The systems at A-Lab are designed as “closed loop”, where decision making is handled without human intervention. Robots operate around the clock, freeing up researchers to spend more time designing experiments.
“We saw this as a new way of doing research,” said Gerd Ceder, A-Lab principal investigator. In many ways, says Ceder, laboratory research has remained much the same over the past 70 years: the equipment may have gotten better, but ultimately it takes someone to take the measurements, analyze the results, and decide what to do next.
“We need material solutions to things like the climate crisis that we can create and implement now, because we can’t wait – so we are trying to break this very slow cycle by having a machine that repairs itself,” said Ceder. “What’s important is not working in parallel, but switching rapidly, the way scientists operate.
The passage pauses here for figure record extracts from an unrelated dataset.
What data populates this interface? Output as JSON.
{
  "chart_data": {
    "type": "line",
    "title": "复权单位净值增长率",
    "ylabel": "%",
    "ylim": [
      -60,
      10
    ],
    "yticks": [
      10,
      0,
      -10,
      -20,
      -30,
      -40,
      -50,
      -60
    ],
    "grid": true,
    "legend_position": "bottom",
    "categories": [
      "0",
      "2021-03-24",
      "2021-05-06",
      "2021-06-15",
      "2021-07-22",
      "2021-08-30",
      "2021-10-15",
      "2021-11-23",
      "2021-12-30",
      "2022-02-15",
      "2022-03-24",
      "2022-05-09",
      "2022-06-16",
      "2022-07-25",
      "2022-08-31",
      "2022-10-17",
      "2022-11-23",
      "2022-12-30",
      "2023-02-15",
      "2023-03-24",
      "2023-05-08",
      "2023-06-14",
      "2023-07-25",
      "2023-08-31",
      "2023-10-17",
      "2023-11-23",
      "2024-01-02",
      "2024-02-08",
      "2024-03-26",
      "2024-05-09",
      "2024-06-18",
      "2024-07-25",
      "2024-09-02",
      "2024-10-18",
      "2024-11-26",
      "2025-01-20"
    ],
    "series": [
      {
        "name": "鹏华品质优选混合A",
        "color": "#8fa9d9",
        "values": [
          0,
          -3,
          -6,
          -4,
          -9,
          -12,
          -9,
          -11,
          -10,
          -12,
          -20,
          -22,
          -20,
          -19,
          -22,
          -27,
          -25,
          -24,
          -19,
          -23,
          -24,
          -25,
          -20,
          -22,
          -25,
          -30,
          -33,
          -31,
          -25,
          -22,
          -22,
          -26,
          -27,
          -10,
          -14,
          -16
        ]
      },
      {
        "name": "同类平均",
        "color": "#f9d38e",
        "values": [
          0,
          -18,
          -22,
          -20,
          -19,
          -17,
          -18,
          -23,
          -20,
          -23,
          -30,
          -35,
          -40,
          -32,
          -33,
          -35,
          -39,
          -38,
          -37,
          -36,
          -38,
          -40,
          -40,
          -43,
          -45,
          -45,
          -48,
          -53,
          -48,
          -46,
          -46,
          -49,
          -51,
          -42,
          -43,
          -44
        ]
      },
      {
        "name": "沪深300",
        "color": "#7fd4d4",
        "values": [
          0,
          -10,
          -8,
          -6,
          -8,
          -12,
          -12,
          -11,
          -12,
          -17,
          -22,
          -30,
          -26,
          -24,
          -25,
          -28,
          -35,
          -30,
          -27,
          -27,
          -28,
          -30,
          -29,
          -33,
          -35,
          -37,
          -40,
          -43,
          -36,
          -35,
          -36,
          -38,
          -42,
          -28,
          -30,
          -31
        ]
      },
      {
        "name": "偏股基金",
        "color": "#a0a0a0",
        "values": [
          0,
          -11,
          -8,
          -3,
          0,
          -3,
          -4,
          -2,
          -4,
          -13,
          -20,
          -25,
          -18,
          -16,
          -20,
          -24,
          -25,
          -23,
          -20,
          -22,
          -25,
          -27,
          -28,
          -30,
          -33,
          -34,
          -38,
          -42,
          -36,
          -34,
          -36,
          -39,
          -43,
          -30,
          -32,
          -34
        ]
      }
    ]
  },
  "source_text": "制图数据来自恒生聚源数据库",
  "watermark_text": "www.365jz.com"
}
We want the system to try something, analyze the data, and then decide what to do next to get closer to the goal.”
A-lab is considered to be the first automated lab to use inorganic powders as starting materials. This “solid-state synthesis” is a more difficult task than automating processes that use liquids, which can easily be delivered with pumps and valves. But the extra effort comes with big payoffs.
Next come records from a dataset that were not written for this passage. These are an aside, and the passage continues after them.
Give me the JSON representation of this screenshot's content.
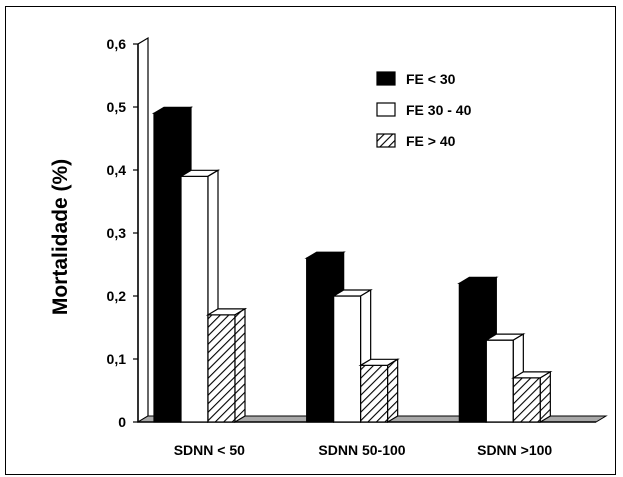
{
  "chart_data": {
    "type": "bar",
    "ylabel": "Mortalidade (%)",
    "xlabel": "",
    "ylim": [
      0,
      0.6
    ],
    "y_ticks": [
      "0",
      "0,1",
      "0,2",
      "0,3",
      "0,4",
      "0,5",
      "0,6"
    ],
    "categories": [
      "SDNN < 50",
      "SDNN 50-100",
      "SDNN >100"
    ],
    "series": [
      {
        "name": "FE < 30",
        "values": [
          0.49,
          0.26,
          0.22
        ],
        "fill": "#000000"
      },
      {
        "name": "FE 30 - 40",
        "values": [
          0.39,
          0.2,
          0.13
        ],
        "fill": "#ffffff"
      },
      {
        "name": "FE > 40",
        "values": [
          0.17,
          0.09,
          0.07
        ],
        "fill": "hatch"
      }
    ],
    "legend_position": "top-right",
    "three_d": true,
    "grid": false
  }
}
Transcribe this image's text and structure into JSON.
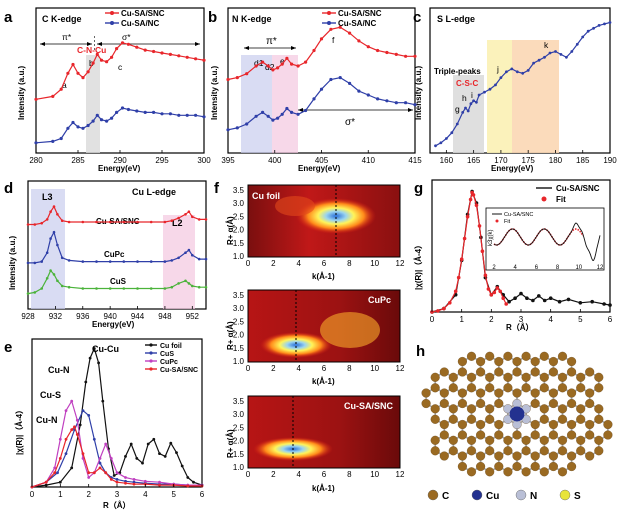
{
  "chart_data": [
    {
      "id": "a",
      "type": "line",
      "panel_label": "a",
      "title": "C K-edge",
      "xlabel": "Energy(eV)",
      "ylabel": "Intensity (a.u.)",
      "xlim": [
        280,
        300
      ],
      "xticks": [
        "280",
        "285",
        "290",
        "295",
        "300"
      ],
      "series": [
        {
          "name": "Cu-SA/SNC",
          "color": "#e8262b",
          "x": [
            280,
            282,
            283,
            283.8,
            284.4,
            285,
            285.6,
            286.2,
            286.8,
            287.3,
            287.8,
            288.4,
            289,
            289.6,
            290.3,
            291,
            292,
            293,
            294,
            295,
            296,
            297,
            298,
            299,
            300
          ],
          "y": [
            0.37,
            0.39,
            0.44,
            0.55,
            0.61,
            0.55,
            0.52,
            0.56,
            0.62,
            0.68,
            0.64,
            0.63,
            0.66,
            0.72,
            0.76,
            0.75,
            0.73,
            0.71,
            0.7,
            0.69,
            0.68,
            0.67,
            0.66,
            0.65,
            0.64
          ]
        },
        {
          "name": "Cu-SA/NC",
          "color": "#2f3fa8",
          "x": [
            280,
            282,
            283,
            283.8,
            284.4,
            285,
            285.6,
            286.2,
            286.8,
            287.3,
            287.8,
            288.4,
            289,
            289.6,
            290.3,
            291,
            292,
            293,
            294,
            295,
            296,
            297,
            298,
            299,
            300
          ],
          "y": [
            0.07,
            0.08,
            0.1,
            0.17,
            0.21,
            0.18,
            0.17,
            0.19,
            0.22,
            0.26,
            0.23,
            0.22,
            0.24,
            0.28,
            0.31,
            0.3,
            0.29,
            0.28,
            0.28,
            0.27,
            0.27,
            0.26,
            0.26,
            0.26,
            0.25
          ]
        }
      ],
      "annotations": [
        "π*",
        "σ*",
        "C-N-Cu",
        "a",
        "b",
        "c"
      ]
    },
    {
      "id": "b",
      "type": "line",
      "panel_label": "b",
      "title": "N K-edge",
      "xlabel": "Energy(eV)",
      "ylabel": "Intensity (a.u.)",
      "xlim": [
        395,
        415
      ],
      "xticks": [
        "395",
        "400",
        "405",
        "410",
        "415"
      ],
      "series": [
        {
          "name": "Cu-SA/SNC",
          "color": "#e8262b",
          "x": [
            395,
            396,
            397,
            398,
            398.7,
            399.3,
            399.8,
            400.3,
            400.8,
            401.3,
            401.8,
            402.5,
            403.3,
            404.2,
            405,
            406,
            407,
            408,
            409,
            410,
            411,
            412,
            413,
            414,
            415
          ],
          "y": [
            0.55,
            0.56,
            0.58,
            0.62,
            0.64,
            0.62,
            0.6,
            0.61,
            0.63,
            0.66,
            0.63,
            0.62,
            0.64,
            0.7,
            0.76,
            0.81,
            0.82,
            0.79,
            0.75,
            0.72,
            0.7,
            0.69,
            0.68,
            0.67,
            0.67
          ]
        },
        {
          "name": "Cu-SA/NC",
          "color": "#2f3fa8",
          "x": [
            395,
            396,
            397,
            398,
            398.7,
            399.3,
            399.8,
            400.3,
            400.8,
            401.3,
            401.8,
            402.5,
            403.3,
            404.2,
            405,
            406,
            407,
            408,
            409,
            410,
            411,
            412,
            413,
            414,
            415
          ],
          "y": [
            0.52,
            0.53,
            0.55,
            0.59,
            0.61,
            0.59,
            0.57,
            0.58,
            0.6,
            0.63,
            0.61,
            0.6,
            0.62,
            0.68,
            0.73,
            0.78,
            0.79,
            0.76,
            0.72,
            0.7,
            0.68,
            0.67,
            0.66,
            0.66,
            0.65
          ]
        }
      ],
      "annotations": [
        "π*",
        "σ*",
        "d1",
        "d2",
        "e",
        "f"
      ]
    },
    {
      "id": "c",
      "type": "line",
      "panel_label": "c",
      "title": "S L-edge",
      "xlabel": "Energy(eV)",
      "ylabel": "Intensity (a.u.)",
      "xlim": [
        157,
        190
      ],
      "xticks": [
        "160",
        "165",
        "170",
        "175",
        "180",
        "185",
        "190"
      ],
      "series": [
        {
          "name": "",
          "color": "#2f3fa8",
          "x": [
            158,
            159,
            160,
            161,
            162,
            163,
            163.5,
            164,
            164.5,
            165,
            165.5,
            166,
            167,
            168,
            169,
            170,
            171,
            172,
            173,
            174,
            175,
            176,
            177,
            178,
            179,
            180,
            181,
            182,
            183,
            184,
            185,
            186,
            187,
            188,
            189,
            190
          ],
          "y": [
            0.05,
            0.07,
            0.1,
            0.14,
            0.2,
            0.28,
            0.31,
            0.29,
            0.34,
            0.36,
            0.35,
            0.4,
            0.42,
            0.44,
            0.47,
            0.52,
            0.56,
            0.58,
            0.56,
            0.55,
            0.57,
            0.62,
            0.64,
            0.66,
            0.69,
            0.7,
            0.68,
            0.66,
            0.7,
            0.75,
            0.8,
            0.84,
            0.86,
            0.88,
            0.89,
            0.9
          ]
        }
      ],
      "annotations": [
        "Triple-peaks",
        "C-S-C",
        "g",
        "h",
        "i",
        "j",
        "k"
      ]
    },
    {
      "id": "d",
      "type": "line",
      "panel_label": "d",
      "title": "Cu L-edge",
      "xlabel": "Energy(eV)",
      "ylabel": "Intensity (a.u.)",
      "xlim": [
        928,
        954
      ],
      "xticks": [
        "928",
        "932",
        "936",
        "940",
        "944",
        "948",
        "952"
      ],
      "series": [
        {
          "name": "Cu-SA/SNC",
          "color": "#e8262b",
          "x": [
            928,
            929,
            930,
            930.8,
            931.3,
            931.8,
            932.3,
            933,
            934,
            936,
            938,
            940,
            942,
            944,
            946,
            948,
            949,
            950,
            951,
            951.5,
            952,
            953,
            954
          ],
          "y": [
            0.66,
            0.66,
            0.67,
            0.7,
            0.76,
            0.8,
            0.74,
            0.69,
            0.68,
            0.68,
            0.68,
            0.68,
            0.68,
            0.68,
            0.68,
            0.68,
            0.69,
            0.71,
            0.74,
            0.76,
            0.72,
            0.7,
            0.7
          ]
        },
        {
          "name": "CuPc",
          "color": "#2f3fa8",
          "x": [
            928,
            929,
            930,
            930.8,
            931.3,
            931.8,
            932.3,
            933,
            934,
            936,
            938,
            940,
            942,
            944,
            946,
            948,
            949,
            950,
            951,
            951.5,
            952,
            953,
            954
          ],
          "y": [
            0.36,
            0.36,
            0.37,
            0.44,
            0.55,
            0.6,
            0.5,
            0.4,
            0.38,
            0.37,
            0.37,
            0.37,
            0.37,
            0.37,
            0.37,
            0.37,
            0.38,
            0.4,
            0.44,
            0.46,
            0.42,
            0.39,
            0.39
          ]
        },
        {
          "name": "CuS",
          "color": "#4bb33a",
          "x": [
            928,
            929,
            930,
            930.8,
            931.3,
            931.8,
            932.3,
            933,
            934,
            936,
            938,
            940,
            942,
            944,
            946,
            948,
            949,
            950,
            951,
            951.5,
            952,
            953,
            954
          ],
          "y": [
            0.12,
            0.13,
            0.16,
            0.24,
            0.3,
            0.27,
            0.22,
            0.18,
            0.17,
            0.16,
            0.16,
            0.16,
            0.16,
            0.16,
            0.16,
            0.16,
            0.17,
            0.2,
            0.22,
            0.2,
            0.18,
            0.17,
            0.17
          ]
        }
      ],
      "annotations": [
        "L3",
        "L2"
      ]
    },
    {
      "id": "e",
      "type": "line",
      "panel_label": "e",
      "xlabel": "R（Å）",
      "ylabel": "|χ(R)|（Å-4）",
      "xlim": [
        0,
        6
      ],
      "xticks": [
        "0",
        "1",
        "2",
        "3",
        "4",
        "5",
        "6"
      ],
      "series": [
        {
          "name": "Cu foil",
          "color": "#111111",
          "x": [
            0,
            0.5,
            1,
            1.4,
            1.7,
            1.9,
            2.05,
            2.2,
            2.35,
            2.5,
            2.7,
            2.9,
            3.1,
            3.3,
            3.5,
            3.7,
            3.9,
            4.1,
            4.3,
            4.5,
            4.7,
            4.9,
            5.1,
            5.3,
            5.5,
            5.7,
            6
          ],
          "y": [
            0,
            0.2,
            0.5,
            2.0,
            6.5,
            11.0,
            13.5,
            14.5,
            13.0,
            9.0,
            4.0,
            1.2,
            1.5,
            3.2,
            4.5,
            3.0,
            2.5,
            4.5,
            5.0,
            3.5,
            3.2,
            4.6,
            3.6,
            2.2,
            1.0,
            0.5,
            0.2
          ]
        },
        {
          "name": "CuS",
          "color": "#2f3fa8",
          "x": [
            0,
            0.5,
            0.9,
            1.2,
            1.5,
            1.8,
            2.0,
            2.2,
            2.4,
            2.6,
            2.8,
            3.0,
            3.3,
            3.6,
            4,
            4.5,
            5,
            5.5,
            6
          ],
          "y": [
            0,
            0.5,
            1.5,
            3.5,
            6.0,
            8.0,
            7.5,
            5.0,
            2.5,
            1.5,
            1.0,
            0.8,
            0.6,
            0.5,
            0.4,
            0.3,
            0.3,
            0.2,
            0.2
          ]
        },
        {
          "name": "CuPc",
          "color": "#c040c0",
          "x": [
            0,
            0.5,
            0.8,
            1.0,
            1.2,
            1.4,
            1.6,
            1.8,
            2.0,
            2.2,
            2.4,
            2.6,
            2.8,
            3.0,
            3.3,
            3.6,
            4,
            4.5,
            5,
            5.5,
            6
          ],
          "y": [
            0,
            0.5,
            2.0,
            5.0,
            8.0,
            9.0,
            7.0,
            3.0,
            1.0,
            1.5,
            3.0,
            4.5,
            3.0,
            1.5,
            1.0,
            0.8,
            0.6,
            0.5,
            0.3,
            0.2,
            0.2
          ]
        },
        {
          "name": "Cu-SA/SNC",
          "color": "#e8262b",
          "x": [
            0,
            0.5,
            0.8,
            1.0,
            1.2,
            1.4,
            1.5,
            1.6,
            1.8,
            2.0,
            2.2,
            2.4,
            2.6,
            2.8,
            3.0,
            3.3,
            3.6,
            4,
            4.5,
            5,
            5.5,
            6
          ],
          "y": [
            0,
            0.5,
            1.5,
            3.0,
            5.0,
            6.0,
            6.3,
            5.5,
            3.5,
            1.5,
            1.5,
            2.0,
            1.5,
            0.8,
            0.5,
            0.4,
            0.3,
            0.3,
            0.2,
            0.2,
            0.1,
            0.1
          ]
        }
      ],
      "annotations": [
        "Cu-Cu",
        "Cu-N",
        "Cu-S",
        "Cu-N"
      ]
    },
    {
      "id": "f",
      "type": "heatmap",
      "panel_label": "f",
      "subplots": [
        {
          "label": "Cu foil",
          "peak_k": 6.8,
          "peak_r": 2.2
        },
        {
          "label": "CuPc",
          "peak_k": 4.0,
          "peak_r": 1.45
        },
        {
          "label": "Cu-SA/SNC",
          "peak_k": 3.6,
          "peak_r": 1.5
        }
      ],
      "xlabel": "k(Å-1)",
      "ylabel": "R+ α(Å)",
      "xticks": [
        "0",
        "2",
        "4",
        "6",
        "8",
        "10",
        "12"
      ],
      "yticks": [
        "1.0",
        "1.5",
        "2.0",
        "2.5",
        "3.0",
        "3.5"
      ]
    },
    {
      "id": "g",
      "type": "line",
      "panel_label": "g",
      "xlabel": "R（Å）",
      "ylabel": "|χ(R)|（Å-4）",
      "xlim": [
        0,
        6
      ],
      "xticks": [
        "0",
        "1",
        "2",
        "3",
        "4",
        "5",
        "6"
      ],
      "series": [
        {
          "name": "Cu-SA/SNC",
          "color": "#111111",
          "x": [
            0,
            0.4,
            0.8,
            1.0,
            1.2,
            1.35,
            1.5,
            1.65,
            1.8,
            2.0,
            2.2,
            2.4,
            2.6,
            2.8,
            3.0,
            3.2,
            3.4,
            3.6,
            3.8,
            4.0,
            4.3,
            4.6,
            5.0,
            5.4,
            5.8,
            6
          ],
          "y": [
            0,
            0.3,
            1.5,
            4.5,
            8.5,
            10.5,
            9.5,
            6.5,
            3.0,
            1.5,
            2.2,
            1.5,
            0.9,
            1.2,
            1.6,
            1.2,
            1.0,
            1.4,
            1.0,
            1.2,
            0.9,
            1.1,
            0.8,
            0.9,
            0.7,
            0.6
          ]
        },
        {
          "name": "Fit",
          "color": "#e8262b",
          "x": [
            0,
            0.2,
            0.4,
            0.6,
            0.8,
            0.9,
            1.0,
            1.1,
            1.2,
            1.3,
            1.35,
            1.4,
            1.5,
            1.6,
            1.7,
            1.8,
            1.9,
            2.0,
            2.1,
            2.2,
            2.3,
            2.4,
            2.5
          ],
          "y": [
            0,
            0.1,
            0.3,
            0.8,
            1.8,
            3.0,
            4.6,
            6.4,
            8.3,
            9.8,
            10.4,
            10.2,
            9.3,
            7.5,
            5.3,
            3.2,
            2.0,
            1.5,
            1.7,
            2.1,
            1.8,
            1.2,
            0.7
          ]
        }
      ],
      "inset": {
        "legend": [
          "Cu-SA/SNC",
          "Fit"
        ],
        "xticks": [
          "2",
          "4",
          "6",
          "8",
          "10",
          "12"
        ],
        "ylabel": "k3χ(k)"
      }
    },
    {
      "id": "h",
      "type": "diagram",
      "panel_label": "h",
      "legend": [
        {
          "label": "C",
          "color": "#9a6a22"
        },
        {
          "label": "Cu",
          "color": "#23318f"
        },
        {
          "label": "N",
          "color": "#b9bfd6"
        },
        {
          "label": "S",
          "color": "#e8e43a"
        }
      ]
    }
  ],
  "panel_a": {
    "label": "a",
    "title": "C K-edge",
    "pi": "π*",
    "sigma": "σ*",
    "cnc": "C-N-Cu",
    "pa": "a",
    "pb": "b",
    "pc": "c",
    "legend1": "Cu-SA/SNC",
    "legend2": "Cu-SA/NC",
    "ylabel": "Intensity (a.u.)",
    "xlabel": "Energy(eV)"
  },
  "panel_b": {
    "label": "b",
    "title": "N K-edge",
    "pi": "π*",
    "sigma": "σ*",
    "d1": "d1",
    "d2": "d2",
    "pe": "e",
    "pf": "f",
    "legend1": "Cu-SA/SNC",
    "legend2": "Cu-SA/NC",
    "ylabel": "Intensity (a.u.)",
    "xlabel": "Energy(eV)"
  },
  "panel_c": {
    "label": "c",
    "title": "S L-edge",
    "triple": "Triple-peaks",
    "csc": "C-S-C",
    "pg": "g",
    "ph": "h",
    "pi": "i",
    "pj": "j",
    "pk": "k",
    "ylabel": "Intensity (a.u.)",
    "xlabel": "Energy(eV)"
  },
  "panel_d": {
    "label": "d",
    "title": "Cu L-edge",
    "l3": "L3",
    "l2": "L2",
    "s1": "Cu-SA/SNC",
    "s2": "CuPc",
    "s3": "CuS",
    "ylabel": "Intensity (a.u.)",
    "xlabel": "Energy(eV)"
  },
  "panel_e": {
    "label": "e",
    "cucu": "Cu-Cu",
    "cun1": "Cu-N",
    "cus": "Cu-S",
    "cun2": "Cu-N",
    "ylabel": "|χ(R)|（Å-4）",
    "xlabel": "R（Å）",
    "leg": [
      "Cu foil",
      "CuS",
      "CuPc",
      "Cu-SA/SNC"
    ]
  },
  "panel_f": {
    "label": "f",
    "t1": "Cu foil",
    "t2": "CuPc",
    "t3": "Cu-SA/SNC",
    "ylabel": "R+ α(Å)",
    "xlabel": "k(Å-1)"
  },
  "panel_g": {
    "label": "g",
    "leg1": "Cu-SA/SNC",
    "leg2": "Fit",
    "ylabel": "|χ(R)|（Å-4）",
    "xlabel": "R（Å）"
  },
  "panel_h": {
    "label": "h"
  }
}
“Our solid-state synthesis is more realistic, can incorporate a wider variety of materials, and can manufacture larger quantities of materials,” said Ceder. “You can generate quantities that are ready to apply, not just science exploration. It is ready to scale.”
A-Lab researchers must adapt hardware and software to robots, furnaces and analysis tools, making them perform certain actions and talk to a central hub controlled by AI. In some cases, such as a whisk to dispense a freshly baked ingredient, they have to create a new solution entirely from scratch.
When automated systems create and analyze samples, data flows back to A-Lab researchers as well as data stores such as Project Materials. The scientists are also building integrations with other projects, such as MaterialSynthesis.org, and leveraging the x-rays of Berkeley Lab’s powerful synchrotron, Advanced Light Source.
“You can imagine the power of a laboratory that independently starts with predictions, requests data, and calculations to get the information it needs, and then continues,” said Zeng. “When A-Lab tests materials, we will study gaps between our calculations and reality. It not only gives us some useful new material, but also trains our models to make better predictions that can guide future science.”
Work on A-Lab began in 2020, and the project later received funding from DOE’s Office of Science and Laboratory Directed (LDRD) Research & Development Program (LDRD), which encourages innovative ideas and experimentation. Zeng and a team of 10 students and postdoctorals began building the lab in earnest in early 2022 and installed the final pieces more than a year later.
A-Lab started operations in February and has synthesized several new materials in collaboration with the Materials Project. Researchers are currently refining the system while continuing to add features. These include robots that can replenish stocks and change precursors, synthesis instruments that allow them to mix and heat liquids, and additional equipment to analyze newly created materials.